Let me just start by saying that although I am talking about the inaccuracies of online advertising and website statistics, let there be no confusion, in even the worst situation online statistics are much more accurate than TV viewer ship and print readership statistics. As a matter of fact while TV and print rely on surveys, calculations and estimates to come up with what they call statistics, online statistics actually use counts that rely on counting events at either the server side or at the browser side.


So here is the real problem, the counting on the server side and that on the browser side nearly never match although they should. The sad issue is that the Internet is such a complex system, wonderful but complex to a limit most people rarely understand ( well if everybody did we would be out of business ). The first thing is to understand that the Internet as a system includes not just the ISP that provides you with the connectivity, but also includes the servers of all the sites you visit and even your computer ( and your other Internet connected devices ) and the software on it that communicates with the Internet.

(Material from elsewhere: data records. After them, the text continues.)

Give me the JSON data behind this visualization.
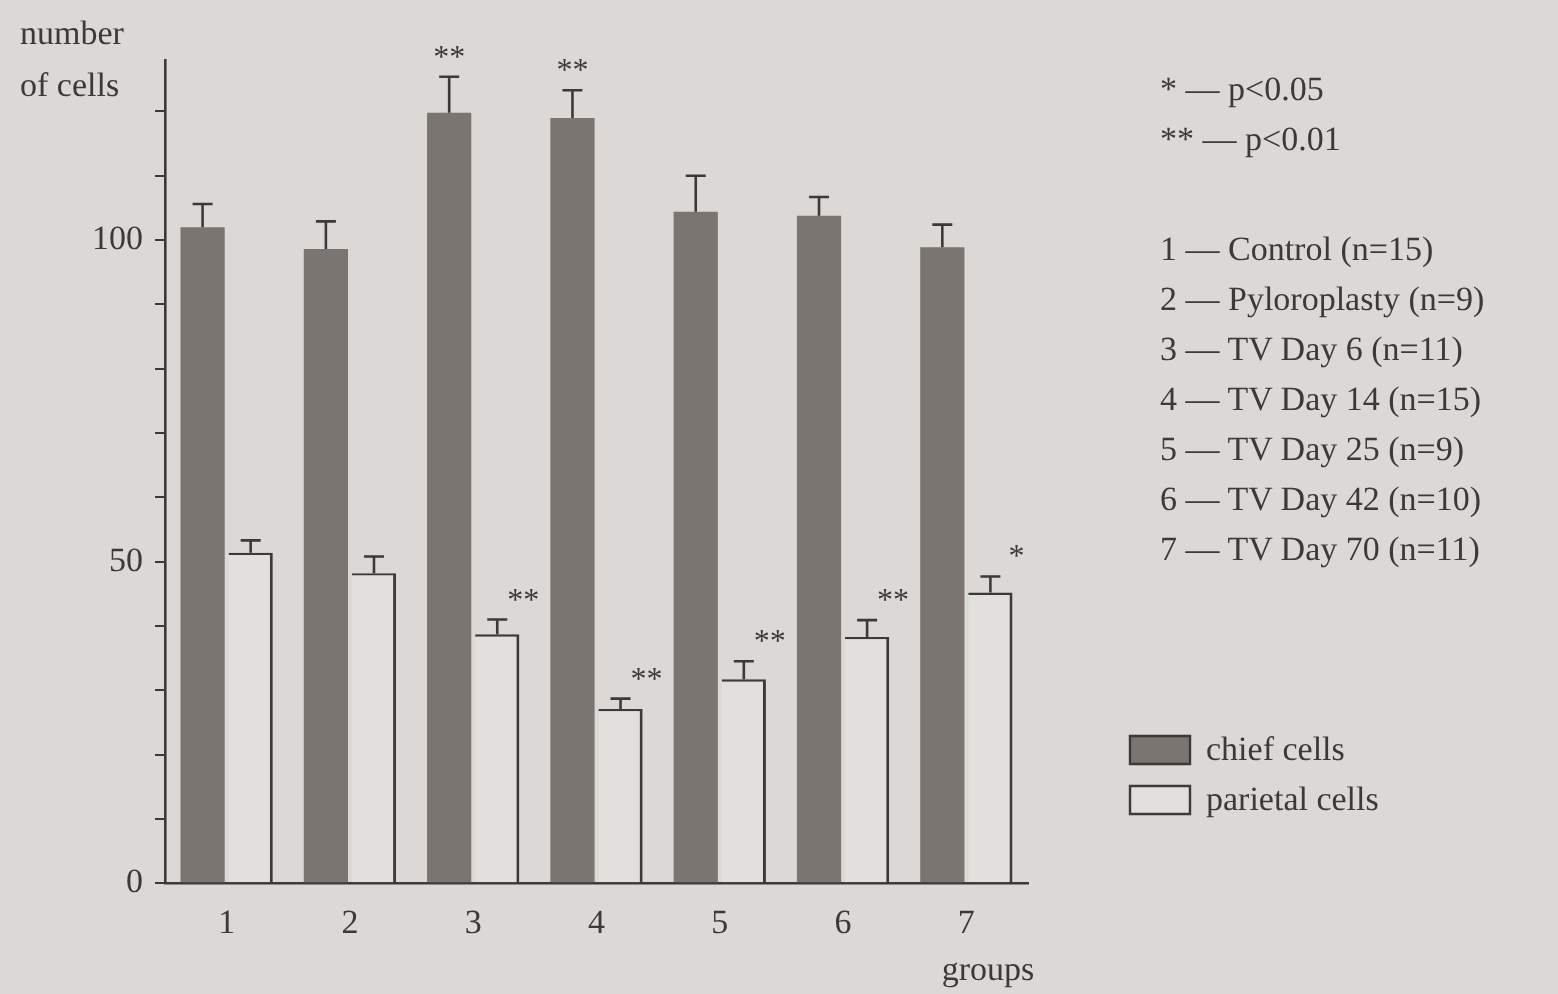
{
  "chart_data": {
    "type": "bar",
    "xlabel": "groups",
    "ylabel": "number of cells",
    "categories": [
      "1",
      "2",
      "3",
      "4",
      "5",
      "6",
      "7"
    ],
    "series": [
      {
        "name": "chief cells",
        "color": "#7a7571",
        "values": [
          102,
          98.6,
          119.8,
          119,
          104.4,
          103.8,
          98.9
        ],
        "errors": [
          3.6,
          4.3,
          5.6,
          4.3,
          5.6,
          2.9,
          3.5
        ]
      },
      {
        "name": "parietal cells",
        "color": "#e2e0dd",
        "values": [
          51.4,
          48.2,
          38.7,
          27.1,
          31.7,
          38.3,
          45.2
        ],
        "errors": [
          1.9,
          2.6,
          2.3,
          1.6,
          2.8,
          2.6,
          2.5
        ]
      }
    ],
    "ylim": [
      0,
      128
    ],
    "yticks": [
      0,
      {
        "value": 10,
        "label": null
      },
      {
        "value": 20,
        "label": null
      },
      {
        "value": 30,
        "label": null
      },
      {
        "value": 40,
        "label": null
      },
      50,
      {
        "value": 60,
        "label": null
      },
      {
        "value": 70,
        "label": null
      },
      {
        "value": 80,
        "label": null
      },
      {
        "value": 90,
        "label": null
      },
      100,
      {
        "value": 110,
        "label": null
      },
      {
        "value": 120,
        "label": null
      }
    ],
    "grid": false,
    "legend": "right",
    "annotations": [
      {
        "text": "**",
        "x": "3",
        "y": 119.8
      },
      {
        "text": "**",
        "x": "4",
        "y": 119
      },
      {
        "text": "**",
        "x": "3",
        "y": 38.7
      },
      {
        "text": "**",
        "x": "4",
        "y": 27.1
      },
      {
        "text": "**",
        "x": "5",
        "y": 31.7
      },
      {
        "text": "**",
        "x": "6",
        "y": 38.3
      },
      {
        "text": "*",
        "x": "7",
        "y": 45.2
      },
      "* — p<0.05",
      "** — p<0.01",
      "1 — Control (n=15)",
      "2 — Pyloroplasty (n=9)",
      "3 — TV Day 6 (n=11)",
      "4 — TV Day 14 (n=15)",
      "5 — TV Day 25 (n=9)",
      "6 — TV Day 42 (n=10)",
      "7 — TV Day 70 (n=11)"
    ]
  }
}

Now that we have a more comprehensive view of what the Internet is, we can better see where the problem with the numbers come. Now if you count visitors to your site from the server it means for each page that get requested from the server the server can count it as a page view. Now take this, what about when google comes to visit your site to index it? Your server sees a page view but this page view is useless if you are counting people or advertising statistics. Luckily most online statistics systems will filter out such search engine and automated visits. But what these systems can rarely account for are many issues that relate to the fact that the Internet is a free and unregulated world. For example in many places where bandwidth is expensive Internet service providers put large servers that cache web sites. What this means is that when you request a page, your ISP keeps a copy of it for a set period of time and if another user in the same ISP requests this same page they will give him the saved copy, this saves them international bandwidth and reduces the load on their systems in general. Now the problem is that now the server of your site that is counting who saw your site or your advertising has seen only one visitor while tens of people from this ISP have requested the same page and the got it from the ISPs cache not from the server that does the counting.

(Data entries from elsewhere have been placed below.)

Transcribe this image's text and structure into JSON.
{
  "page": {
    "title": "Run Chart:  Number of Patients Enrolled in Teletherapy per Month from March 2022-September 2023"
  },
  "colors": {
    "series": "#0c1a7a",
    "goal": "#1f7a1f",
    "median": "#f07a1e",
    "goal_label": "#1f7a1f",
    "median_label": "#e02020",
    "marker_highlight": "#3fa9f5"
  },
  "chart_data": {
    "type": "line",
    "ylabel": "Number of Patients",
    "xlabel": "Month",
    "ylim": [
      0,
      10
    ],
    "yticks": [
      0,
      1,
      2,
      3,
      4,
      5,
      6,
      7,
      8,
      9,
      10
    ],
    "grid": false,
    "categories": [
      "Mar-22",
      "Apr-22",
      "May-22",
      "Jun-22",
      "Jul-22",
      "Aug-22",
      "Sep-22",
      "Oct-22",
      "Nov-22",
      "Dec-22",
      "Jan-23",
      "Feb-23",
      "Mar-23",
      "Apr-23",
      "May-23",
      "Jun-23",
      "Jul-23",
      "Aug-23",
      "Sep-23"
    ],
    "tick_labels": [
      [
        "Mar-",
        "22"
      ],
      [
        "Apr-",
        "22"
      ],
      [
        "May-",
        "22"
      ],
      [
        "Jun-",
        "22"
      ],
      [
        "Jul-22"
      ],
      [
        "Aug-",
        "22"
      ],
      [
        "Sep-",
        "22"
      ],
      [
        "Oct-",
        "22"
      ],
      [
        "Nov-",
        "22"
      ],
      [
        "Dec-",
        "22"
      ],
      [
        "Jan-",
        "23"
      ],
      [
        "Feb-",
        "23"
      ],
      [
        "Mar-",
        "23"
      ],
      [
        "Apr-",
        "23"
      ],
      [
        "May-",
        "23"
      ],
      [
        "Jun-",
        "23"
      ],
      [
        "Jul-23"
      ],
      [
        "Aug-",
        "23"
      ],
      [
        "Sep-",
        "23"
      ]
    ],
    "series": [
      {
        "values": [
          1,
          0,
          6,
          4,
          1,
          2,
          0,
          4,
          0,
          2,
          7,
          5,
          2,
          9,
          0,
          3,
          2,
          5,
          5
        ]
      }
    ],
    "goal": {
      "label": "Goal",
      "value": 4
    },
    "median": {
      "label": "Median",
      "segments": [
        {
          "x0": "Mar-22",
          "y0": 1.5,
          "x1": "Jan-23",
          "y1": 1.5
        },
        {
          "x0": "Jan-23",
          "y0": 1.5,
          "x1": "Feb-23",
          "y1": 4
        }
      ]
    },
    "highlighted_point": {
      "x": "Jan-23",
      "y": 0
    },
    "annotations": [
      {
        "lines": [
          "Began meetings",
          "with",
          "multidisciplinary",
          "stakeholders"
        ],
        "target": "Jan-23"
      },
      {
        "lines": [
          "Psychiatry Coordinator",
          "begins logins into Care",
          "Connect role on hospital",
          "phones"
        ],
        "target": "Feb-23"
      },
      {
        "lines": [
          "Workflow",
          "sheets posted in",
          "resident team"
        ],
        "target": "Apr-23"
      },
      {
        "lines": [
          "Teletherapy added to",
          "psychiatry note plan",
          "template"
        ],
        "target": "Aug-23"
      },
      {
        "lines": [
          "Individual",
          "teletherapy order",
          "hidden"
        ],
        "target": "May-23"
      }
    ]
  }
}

To solve this many systems moved to counting page views and ads on the browser side. They do this by putting a small piece of code called javascript on their pages. Now this code does one important thing, when the browser loads the page, this code communicates with the server and tells it that the page was viewed. See this can not be cached and since search engines do not execute javascript, visits from google to your web page will not be counted. Perfect! Not really. See there is a problem here, the ability to run javascript is a setting on your browser and you can turn it off, some people do that and that makes true visits more than counted visits. Also many programs are available to keep javascript but disable advertising and its counting on your browser. The bigger problem is that many Internet enabled devices and mobiles have limited javascript ability and thus may execute or incorrectly execute these counts. Luckily the margin of error is gradually being reduced as mobile phones and tablets are getting closer to the desktop browsers in terms of JavaScript ability. But in reality this improvement may be short lived. The Internet is evolving at such a rapid pace, that really nothing is guaranteed.

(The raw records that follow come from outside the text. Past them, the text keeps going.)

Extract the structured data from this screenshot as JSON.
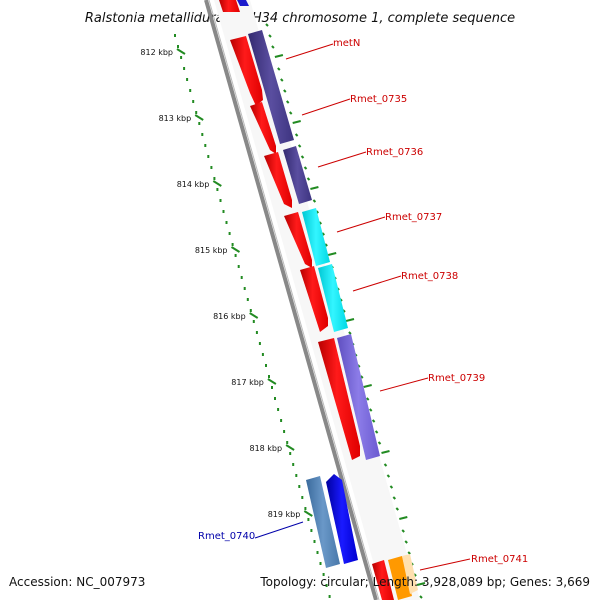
{
  "title": "Ralstonia metallidurans CH34 chromosome 1, complete sequence",
  "footer": {
    "accession": "Accession: NC_007973",
    "summary": "Topology: circular; Length: 3,928,089 bp; Genes: 3,669"
  },
  "scale_ticks": [
    {
      "label": "812 kbp"
    },
    {
      "label": "813 kbp"
    },
    {
      "label": "814 kbp"
    },
    {
      "label": "815 kbp"
    },
    {
      "label": "816 kbp"
    },
    {
      "label": "817 kbp"
    },
    {
      "label": "818 kbp"
    },
    {
      "label": "819 kbp"
    }
  ],
  "genes": [
    {
      "name": "metN",
      "color": "#cc0000",
      "strand": "forward"
    },
    {
      "name": "Rmet_0735",
      "color": "#cc0000",
      "strand": "forward"
    },
    {
      "name": "Rmet_0736",
      "color": "#cc0000",
      "strand": "forward"
    },
    {
      "name": "Rmet_0737",
      "color": "#cc0000",
      "strand": "forward"
    },
    {
      "name": "Rmet_0738",
      "color": "#cc0000",
      "strand": "forward"
    },
    {
      "name": "Rmet_0739",
      "color": "#cc0000",
      "strand": "forward"
    },
    {
      "name": "Rmet_0740",
      "color": "#0000aa",
      "strand": "reverse"
    },
    {
      "name": "Rmet_0741",
      "color": "#cc0000",
      "strand": "forward"
    }
  ],
  "colors": {
    "cds_forward": "#ff0000",
    "cds_reverse": "#0000ee",
    "cog_purple": "#4a3f8c",
    "cog_cyan": "#00e5ee",
    "cog_lavender": "#7b68d6",
    "cog_steelblue": "#4f7fb0",
    "cog_orange": "#ff9900",
    "backbone": "#888888",
    "tick_green": "#228b22"
  }
}
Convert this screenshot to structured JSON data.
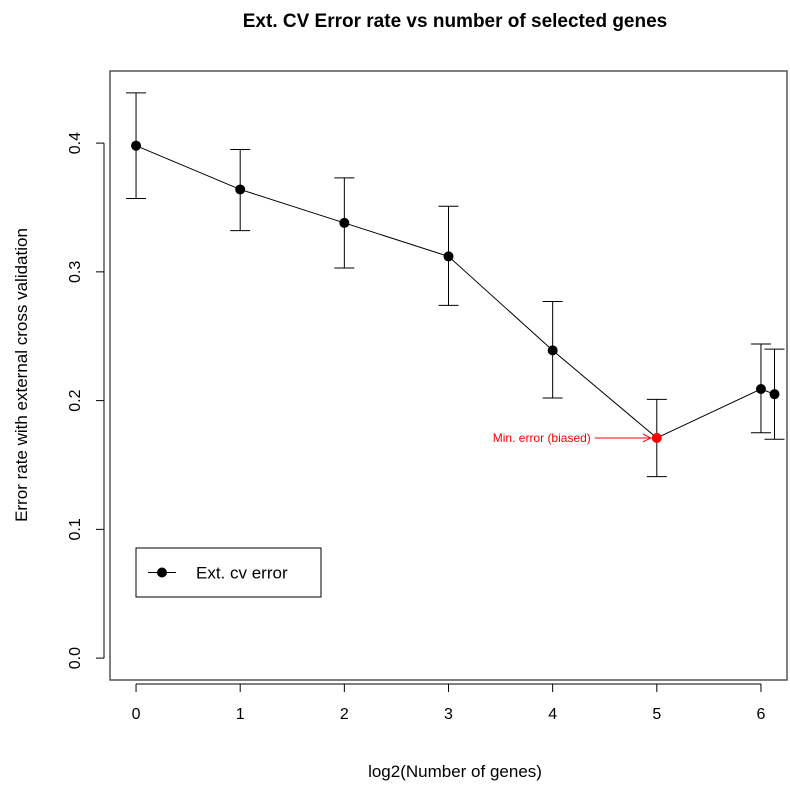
{
  "chart_data": {
    "type": "line",
    "title": "Ext. CV Error rate vs number of selected genes",
    "xlabel": "log2(Number of genes)",
    "ylabel": "Error rate with external cross validation",
    "xlim": [
      -0.25,
      6.25
    ],
    "ylim": [
      -0.017,
      0.456
    ],
    "x_ticks": [
      "0",
      "1",
      "2",
      "3",
      "4",
      "5",
      "6"
    ],
    "y_ticks": [
      "0.0",
      "0.1",
      "0.2",
      "0.3",
      "0.4"
    ],
    "grid": false,
    "series": [
      {
        "name": "Ext. cv error",
        "color": "#000000",
        "points": [
          {
            "x": 0,
            "y": 0.398,
            "lower": 0.357,
            "upper": 0.439
          },
          {
            "x": 1,
            "y": 0.364,
            "lower": 0.332,
            "upper": 0.395
          },
          {
            "x": 2,
            "y": 0.338,
            "lower": 0.303,
            "upper": 0.373
          },
          {
            "x": 3,
            "y": 0.312,
            "lower": 0.274,
            "upper": 0.351
          },
          {
            "x": 4,
            "y": 0.239,
            "lower": 0.202,
            "upper": 0.277
          },
          {
            "x": 5,
            "y": 0.171,
            "lower": 0.141,
            "upper": 0.201
          },
          {
            "x": 6,
            "y": 0.209,
            "lower": 0.175,
            "upper": 0.244
          },
          {
            "x": 6.13,
            "y": 0.205,
            "lower": 0.17,
            "upper": 0.24
          }
        ]
      }
    ],
    "highlight": {
      "index": 5,
      "color": "#ff0000"
    },
    "annotation": {
      "text": "Min. error (biased)",
      "x": 5,
      "y": 0.171,
      "color": "#ff0000"
    },
    "legend": {
      "position": "bottom-left",
      "label": "Ext. cv error"
    }
  }
}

To sum up let me put all this in perspective, the over all error in all these systems is minimal in comparison to other media such print and TV where statistics should be called estimates. Also remember you should not panic when two statistics systems give you different numbers. If you know how they calculate their numbers you will know in part why they are different.

All this is really a part of the true wisdom that perfection is not attainable in this world only God is perfect all others have errors.


This may not be important to many business class sites, but for online magazines, portals and web sites that advertise online, it is important that they choose a web design and services company that understands such issues.

Just a quick example, we as a company are managing on online site that has hundreds of thousands of pages. We where perplexed at why the server load on this site's server was much higher than what is expected from the statistics that showed us the number of visitors to the site. See this statistics system was browser based counting, and thus it did not take into consideration search engines visiting the site. Normally this is not an issue, but since this site has hundreds of thousands of pages and all of them are dynamic and change with the latest titles of the site, google sees all this as content that needs to be re-indexed for freshness. And so google tries to index the whole site once every few days, with a few hundred thousand pages, google was visiting nearly one hundred thousand pages per day, which is nearly as much as online visitors view per day on this site. Thus the traffic was double what we thought it was. If we had counted at the server we would have caught this earlier.




Now how do we reduce the load on this server to a better value, well we actually did that, but we are not telling, some things you learn the hard way, that is what experience is all about.